13 November 2007

Its a bitch to get old, man.

But it is always better than the alternative.

I went to see my physical therapist, physical, as opposed to my shrink...don't ask about my shoulder injury that he works on. It makes me feel older to complain about my aches and pains. As I was walking in the door of the office, I was thinking about something that would make a great blog post. I didn't write it down, and consequently, I've forgotten what the heck it was about.

Since I can't remember that, I'm going to indulge in my vanity instead and tell you how fabulous I'm looking these days.

I had my hair cut and colored over the weekend. This super-super-super short style I'm wearing needs cut often. More than about 3 weeks and it is too long. My hairdresser (love, love, love, love him) put streaks of 3 colors in my hair; a blonde, and two reds. One very red, nearly punk, and the other darker, more of my mother's natural hair color, an auburn. Depending on which direction I style my hair, the punk streaks either show or don't, which is a good thing now that I'm working. Conservative and businesslike for work, punk and loud when I'm not.

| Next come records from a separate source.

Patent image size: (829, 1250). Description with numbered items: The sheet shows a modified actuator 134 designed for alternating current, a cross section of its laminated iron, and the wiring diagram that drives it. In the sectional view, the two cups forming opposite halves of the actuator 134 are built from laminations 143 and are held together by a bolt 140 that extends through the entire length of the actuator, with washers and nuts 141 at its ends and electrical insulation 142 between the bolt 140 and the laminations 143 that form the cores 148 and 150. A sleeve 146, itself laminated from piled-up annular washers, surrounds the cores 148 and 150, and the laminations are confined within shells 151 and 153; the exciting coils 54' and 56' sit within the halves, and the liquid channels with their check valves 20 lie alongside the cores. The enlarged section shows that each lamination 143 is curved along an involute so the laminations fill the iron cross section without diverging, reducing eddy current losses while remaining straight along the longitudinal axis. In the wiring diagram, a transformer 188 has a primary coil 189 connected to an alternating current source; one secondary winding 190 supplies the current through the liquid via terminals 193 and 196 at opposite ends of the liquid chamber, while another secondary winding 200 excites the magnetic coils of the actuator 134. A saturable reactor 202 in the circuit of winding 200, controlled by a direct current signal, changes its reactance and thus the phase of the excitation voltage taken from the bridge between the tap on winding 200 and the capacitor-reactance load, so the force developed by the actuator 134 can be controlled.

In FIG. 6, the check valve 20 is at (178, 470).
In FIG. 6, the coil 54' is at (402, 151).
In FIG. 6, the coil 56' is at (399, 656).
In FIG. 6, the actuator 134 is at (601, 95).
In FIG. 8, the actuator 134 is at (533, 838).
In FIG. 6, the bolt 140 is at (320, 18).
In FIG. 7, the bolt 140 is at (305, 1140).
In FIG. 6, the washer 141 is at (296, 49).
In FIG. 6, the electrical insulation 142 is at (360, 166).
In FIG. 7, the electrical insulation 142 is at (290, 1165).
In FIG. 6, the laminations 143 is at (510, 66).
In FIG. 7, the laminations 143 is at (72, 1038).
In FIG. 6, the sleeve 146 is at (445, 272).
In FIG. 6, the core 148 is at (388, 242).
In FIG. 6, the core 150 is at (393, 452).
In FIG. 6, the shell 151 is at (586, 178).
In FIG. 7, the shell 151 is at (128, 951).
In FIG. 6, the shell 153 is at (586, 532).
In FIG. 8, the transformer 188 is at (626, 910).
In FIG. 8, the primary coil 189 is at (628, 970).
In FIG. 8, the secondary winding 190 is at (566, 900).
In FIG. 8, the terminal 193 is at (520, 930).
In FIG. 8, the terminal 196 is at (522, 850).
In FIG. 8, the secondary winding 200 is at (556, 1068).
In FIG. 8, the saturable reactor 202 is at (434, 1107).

Then I went shopping for new clothes; I'm broke as a joke, but didn't have a full week's worth of work clothes since I shit-canned all the stuff that doesn't fit me. Now I've got a more than a week's worth of beautiful clothes thanks to the assistance of my friend K (couldn't have done it without ya, babe!) and most of it? Is a size 10. Considering that my most comfortable suit a year ago was an 18, I'm pretty damn happy about that. Ten! Ten!! Yes, I still have about 25-27 pounds to go, and yes, I'm still working my ass off on it, but I look better than I have since my early 20s. I'm older, more confident, and more fabulous too.

Still highly medicated for depression, though. And not interested for even a second in tapering the anti-depressants right now. I still don't want to need to take them for the rest of my life, and the sooner I can get off them, the better, but they're working right now and I'm feeling better than I have in about a year. I know that part of feeling better is because I'm back to work; my shrink told me that I could not allow my self-worth to be tied up in what I do for a living. I'm still working on that one.

Also still working through the grief of my Aunt passing away. One day at a time on that one.

I'm very cautiously optimistic about feeling better. Once upon a time, when DH and I had just moved in to our current house, the non-profit job was going very well, I remember telling a friend that everything was going swimmingly but yet I had this sense of impending doom. In fact, I'm pretty sure I wrote about it. Is it my Catholic upbringing that makes me wait for the other shoe to drop? Superstition? I don't know. But I'd rather feel that than as if I was living in a black hole.

1 comment:

Anonymous said...

aw, shucks. it was fun to help you pick out new clothes. and you look fab!